- #1
mdmartin
- 3
- 0
Homework Statement
Introduction to Electrodynamics by Griffiths, 3rd ed. pg 141-2, Example 3.8:
An uncharged metal sphere of radius R is placed in an otherwise uniform electric field E=(0,0,E). [The field will push positive charge to the northern surface of the sphere, leaving a negative charge on the southern surface. This induced charge, in turn, distorts the field in the neighborhood of the sphere. Find the potential in the region outside the sphere.
Solution: V(r,θ)=-E*(r-R^2/r^2)*cos(θ)
The first term is due to the external field; the second term is due to the induced charge.
If you want to know the induced charge density it can be calculated by:
σ(θ)=-ε*(∂V/∂r)|r=R =ε*E*(1+2*R^3/r^3)*cos(θ)|r=R = 3*ε*E*cos(θ)
My question: If we are being asked the induced charge density why don't we just use the voltage due to the induced charge? The author (and in other places I've found) use the entire potential but I haven't seen an explanation as to why.
Homework Equations
σ(θ)=-ε*(∂V/∂r)
The Attempt at a Solution
I understand the math; I'm not understanding the physics. The problem statement says that the induced charge distorts the field in the neighborhood of the sphere. So what I think is happening is similar to a system dynamics problem where there is an initial overshoot, followed by bounce-back until there is a steady-state that is reached.
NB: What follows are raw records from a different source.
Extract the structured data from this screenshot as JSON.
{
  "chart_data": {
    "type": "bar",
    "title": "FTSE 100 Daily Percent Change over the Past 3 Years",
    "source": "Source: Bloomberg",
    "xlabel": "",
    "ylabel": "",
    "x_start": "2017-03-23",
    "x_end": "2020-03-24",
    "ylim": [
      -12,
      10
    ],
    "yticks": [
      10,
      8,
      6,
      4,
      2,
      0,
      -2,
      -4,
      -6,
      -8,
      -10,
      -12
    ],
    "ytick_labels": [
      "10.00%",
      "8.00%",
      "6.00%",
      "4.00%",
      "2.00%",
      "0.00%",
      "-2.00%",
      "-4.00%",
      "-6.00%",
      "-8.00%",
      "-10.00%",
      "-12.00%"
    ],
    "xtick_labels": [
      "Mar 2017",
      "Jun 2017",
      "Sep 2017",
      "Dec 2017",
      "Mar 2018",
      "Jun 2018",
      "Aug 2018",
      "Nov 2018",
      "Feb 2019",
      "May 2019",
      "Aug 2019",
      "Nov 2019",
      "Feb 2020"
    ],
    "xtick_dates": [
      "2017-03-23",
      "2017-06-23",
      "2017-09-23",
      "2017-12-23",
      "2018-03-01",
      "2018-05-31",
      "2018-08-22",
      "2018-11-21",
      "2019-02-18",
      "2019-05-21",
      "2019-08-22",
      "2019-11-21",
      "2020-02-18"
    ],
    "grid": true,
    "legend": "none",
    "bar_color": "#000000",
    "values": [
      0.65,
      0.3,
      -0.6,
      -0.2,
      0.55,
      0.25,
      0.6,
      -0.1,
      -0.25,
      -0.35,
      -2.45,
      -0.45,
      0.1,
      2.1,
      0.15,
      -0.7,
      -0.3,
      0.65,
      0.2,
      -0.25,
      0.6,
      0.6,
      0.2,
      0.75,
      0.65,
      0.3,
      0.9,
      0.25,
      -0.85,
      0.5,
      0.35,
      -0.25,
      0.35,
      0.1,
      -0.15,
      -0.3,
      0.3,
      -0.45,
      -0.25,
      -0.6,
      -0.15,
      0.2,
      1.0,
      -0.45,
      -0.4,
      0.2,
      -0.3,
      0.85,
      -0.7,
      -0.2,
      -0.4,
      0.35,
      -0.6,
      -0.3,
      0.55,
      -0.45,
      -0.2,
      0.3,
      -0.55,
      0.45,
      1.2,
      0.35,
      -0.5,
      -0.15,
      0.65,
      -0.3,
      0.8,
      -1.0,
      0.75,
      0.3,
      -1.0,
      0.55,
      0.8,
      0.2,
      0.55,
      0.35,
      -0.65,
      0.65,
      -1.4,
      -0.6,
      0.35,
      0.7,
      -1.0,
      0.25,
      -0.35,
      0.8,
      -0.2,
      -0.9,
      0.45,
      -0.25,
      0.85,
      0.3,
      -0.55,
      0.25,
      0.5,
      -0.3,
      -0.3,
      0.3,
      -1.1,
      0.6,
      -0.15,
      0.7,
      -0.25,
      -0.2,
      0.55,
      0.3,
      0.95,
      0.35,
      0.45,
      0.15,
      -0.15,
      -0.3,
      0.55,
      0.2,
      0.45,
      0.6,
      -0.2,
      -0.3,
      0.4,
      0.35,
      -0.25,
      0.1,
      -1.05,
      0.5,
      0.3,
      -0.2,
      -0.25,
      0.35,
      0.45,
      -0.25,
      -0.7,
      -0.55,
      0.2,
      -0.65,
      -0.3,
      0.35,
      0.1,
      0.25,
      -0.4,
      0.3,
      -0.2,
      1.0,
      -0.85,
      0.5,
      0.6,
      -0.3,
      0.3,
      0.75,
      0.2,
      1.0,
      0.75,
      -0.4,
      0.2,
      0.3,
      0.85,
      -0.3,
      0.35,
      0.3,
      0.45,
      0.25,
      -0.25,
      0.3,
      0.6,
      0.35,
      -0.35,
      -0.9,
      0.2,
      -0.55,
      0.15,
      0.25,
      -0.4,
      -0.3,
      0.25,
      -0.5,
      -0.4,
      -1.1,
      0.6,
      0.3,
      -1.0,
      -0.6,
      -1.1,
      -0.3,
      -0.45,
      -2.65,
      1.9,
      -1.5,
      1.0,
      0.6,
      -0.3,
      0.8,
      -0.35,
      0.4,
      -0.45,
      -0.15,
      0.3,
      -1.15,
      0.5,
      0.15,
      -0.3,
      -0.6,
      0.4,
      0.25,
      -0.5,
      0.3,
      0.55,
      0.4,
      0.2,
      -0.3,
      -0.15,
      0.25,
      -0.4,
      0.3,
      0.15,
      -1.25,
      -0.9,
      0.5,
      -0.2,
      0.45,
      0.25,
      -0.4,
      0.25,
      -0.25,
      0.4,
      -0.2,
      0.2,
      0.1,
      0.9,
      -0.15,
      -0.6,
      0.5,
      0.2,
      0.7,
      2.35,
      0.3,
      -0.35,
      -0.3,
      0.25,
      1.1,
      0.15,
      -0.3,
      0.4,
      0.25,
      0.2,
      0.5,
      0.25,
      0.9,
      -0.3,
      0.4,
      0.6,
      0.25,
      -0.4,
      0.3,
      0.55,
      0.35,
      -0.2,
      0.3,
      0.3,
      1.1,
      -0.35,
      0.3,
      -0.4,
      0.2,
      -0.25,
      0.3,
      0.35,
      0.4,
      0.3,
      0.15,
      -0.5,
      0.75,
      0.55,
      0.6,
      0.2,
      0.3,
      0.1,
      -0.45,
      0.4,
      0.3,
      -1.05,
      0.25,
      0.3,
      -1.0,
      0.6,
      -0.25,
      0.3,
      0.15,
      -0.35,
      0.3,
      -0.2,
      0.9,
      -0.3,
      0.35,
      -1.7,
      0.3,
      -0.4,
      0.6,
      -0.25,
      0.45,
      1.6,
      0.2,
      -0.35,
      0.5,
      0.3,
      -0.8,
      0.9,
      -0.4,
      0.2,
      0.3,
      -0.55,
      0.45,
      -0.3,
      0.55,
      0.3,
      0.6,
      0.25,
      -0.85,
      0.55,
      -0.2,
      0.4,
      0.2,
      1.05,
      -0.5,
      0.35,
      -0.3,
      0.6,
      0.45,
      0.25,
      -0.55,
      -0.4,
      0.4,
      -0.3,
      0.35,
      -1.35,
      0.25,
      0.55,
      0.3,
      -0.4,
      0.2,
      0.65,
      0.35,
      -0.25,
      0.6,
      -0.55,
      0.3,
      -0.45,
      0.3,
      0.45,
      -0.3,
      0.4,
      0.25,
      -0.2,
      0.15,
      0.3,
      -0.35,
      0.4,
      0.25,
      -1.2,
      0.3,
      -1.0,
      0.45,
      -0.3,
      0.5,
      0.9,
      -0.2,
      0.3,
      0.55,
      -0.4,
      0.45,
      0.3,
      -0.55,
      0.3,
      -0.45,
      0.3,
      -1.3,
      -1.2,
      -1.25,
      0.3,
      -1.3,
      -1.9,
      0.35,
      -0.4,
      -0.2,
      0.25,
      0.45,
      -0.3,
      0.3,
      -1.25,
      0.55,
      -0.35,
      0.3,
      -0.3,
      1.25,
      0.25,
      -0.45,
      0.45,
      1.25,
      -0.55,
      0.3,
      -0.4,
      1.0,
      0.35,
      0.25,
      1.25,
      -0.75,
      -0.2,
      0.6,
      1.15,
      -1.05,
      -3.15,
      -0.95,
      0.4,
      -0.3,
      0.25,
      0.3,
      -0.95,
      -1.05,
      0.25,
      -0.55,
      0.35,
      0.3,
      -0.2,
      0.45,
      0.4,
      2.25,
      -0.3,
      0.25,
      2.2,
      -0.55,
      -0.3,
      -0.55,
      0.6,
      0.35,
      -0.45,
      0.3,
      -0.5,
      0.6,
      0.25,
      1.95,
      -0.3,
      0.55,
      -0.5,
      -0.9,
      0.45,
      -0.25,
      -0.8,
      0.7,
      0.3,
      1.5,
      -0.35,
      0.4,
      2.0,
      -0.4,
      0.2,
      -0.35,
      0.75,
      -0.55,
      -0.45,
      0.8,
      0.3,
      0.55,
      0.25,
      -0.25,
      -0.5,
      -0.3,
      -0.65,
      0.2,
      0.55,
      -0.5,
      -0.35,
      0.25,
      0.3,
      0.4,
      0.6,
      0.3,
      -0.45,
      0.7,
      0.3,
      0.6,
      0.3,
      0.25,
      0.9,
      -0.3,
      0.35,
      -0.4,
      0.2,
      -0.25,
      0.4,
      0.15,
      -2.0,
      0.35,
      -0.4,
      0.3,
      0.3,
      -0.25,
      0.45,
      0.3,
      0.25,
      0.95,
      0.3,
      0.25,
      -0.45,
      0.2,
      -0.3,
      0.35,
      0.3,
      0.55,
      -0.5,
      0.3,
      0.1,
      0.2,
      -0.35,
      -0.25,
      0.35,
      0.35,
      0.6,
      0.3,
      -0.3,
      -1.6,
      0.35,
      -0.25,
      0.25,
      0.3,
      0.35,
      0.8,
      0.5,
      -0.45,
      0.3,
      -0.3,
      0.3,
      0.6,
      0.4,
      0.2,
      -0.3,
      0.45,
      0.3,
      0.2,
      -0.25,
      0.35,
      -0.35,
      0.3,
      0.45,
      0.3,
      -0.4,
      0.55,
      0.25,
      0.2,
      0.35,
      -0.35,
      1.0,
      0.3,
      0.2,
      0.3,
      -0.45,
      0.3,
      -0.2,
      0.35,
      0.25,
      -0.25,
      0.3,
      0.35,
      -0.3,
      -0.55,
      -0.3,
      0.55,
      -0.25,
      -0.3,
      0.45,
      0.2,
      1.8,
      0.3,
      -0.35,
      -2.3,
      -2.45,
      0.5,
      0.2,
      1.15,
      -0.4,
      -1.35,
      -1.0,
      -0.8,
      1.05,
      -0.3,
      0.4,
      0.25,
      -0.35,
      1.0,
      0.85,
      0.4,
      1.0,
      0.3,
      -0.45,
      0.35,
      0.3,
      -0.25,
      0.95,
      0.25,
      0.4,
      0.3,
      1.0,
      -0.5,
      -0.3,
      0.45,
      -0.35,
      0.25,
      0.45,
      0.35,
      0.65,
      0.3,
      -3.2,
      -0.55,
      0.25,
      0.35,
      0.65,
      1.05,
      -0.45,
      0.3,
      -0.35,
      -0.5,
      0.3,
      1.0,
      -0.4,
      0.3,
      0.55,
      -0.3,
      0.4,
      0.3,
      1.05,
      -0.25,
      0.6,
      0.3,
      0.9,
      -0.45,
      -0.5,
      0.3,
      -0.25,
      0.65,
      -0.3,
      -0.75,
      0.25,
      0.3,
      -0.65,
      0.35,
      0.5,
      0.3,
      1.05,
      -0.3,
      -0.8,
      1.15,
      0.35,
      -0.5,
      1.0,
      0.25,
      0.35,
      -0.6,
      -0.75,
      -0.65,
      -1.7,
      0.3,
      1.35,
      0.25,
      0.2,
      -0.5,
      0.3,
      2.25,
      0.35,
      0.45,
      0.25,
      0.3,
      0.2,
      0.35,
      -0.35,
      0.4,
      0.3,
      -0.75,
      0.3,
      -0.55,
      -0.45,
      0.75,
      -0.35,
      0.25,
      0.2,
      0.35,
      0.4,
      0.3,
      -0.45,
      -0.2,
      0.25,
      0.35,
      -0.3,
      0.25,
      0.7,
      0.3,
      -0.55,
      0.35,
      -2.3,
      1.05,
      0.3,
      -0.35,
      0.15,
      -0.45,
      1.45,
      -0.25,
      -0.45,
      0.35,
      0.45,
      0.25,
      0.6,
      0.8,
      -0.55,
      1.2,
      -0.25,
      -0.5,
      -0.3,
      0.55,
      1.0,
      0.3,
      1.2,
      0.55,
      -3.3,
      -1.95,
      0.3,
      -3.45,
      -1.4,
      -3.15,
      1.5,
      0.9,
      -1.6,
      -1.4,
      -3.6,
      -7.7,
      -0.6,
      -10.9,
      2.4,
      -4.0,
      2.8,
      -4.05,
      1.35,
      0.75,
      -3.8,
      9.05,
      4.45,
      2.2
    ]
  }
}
Initially, the external field induces a charge which then changes the field near the sphere, which in turn modifies the induced charge, etc. until steady state is reached. So I think it may just be bad terminology because in the description of the solution to the potential there is a clear distinction between an effect due to the external field and one due to the (what I'm calling the newly created) induced charge whereas, in reality, the charge is entirely induced and, therefore, the entire expression for the voltage must be used. Does that make sense?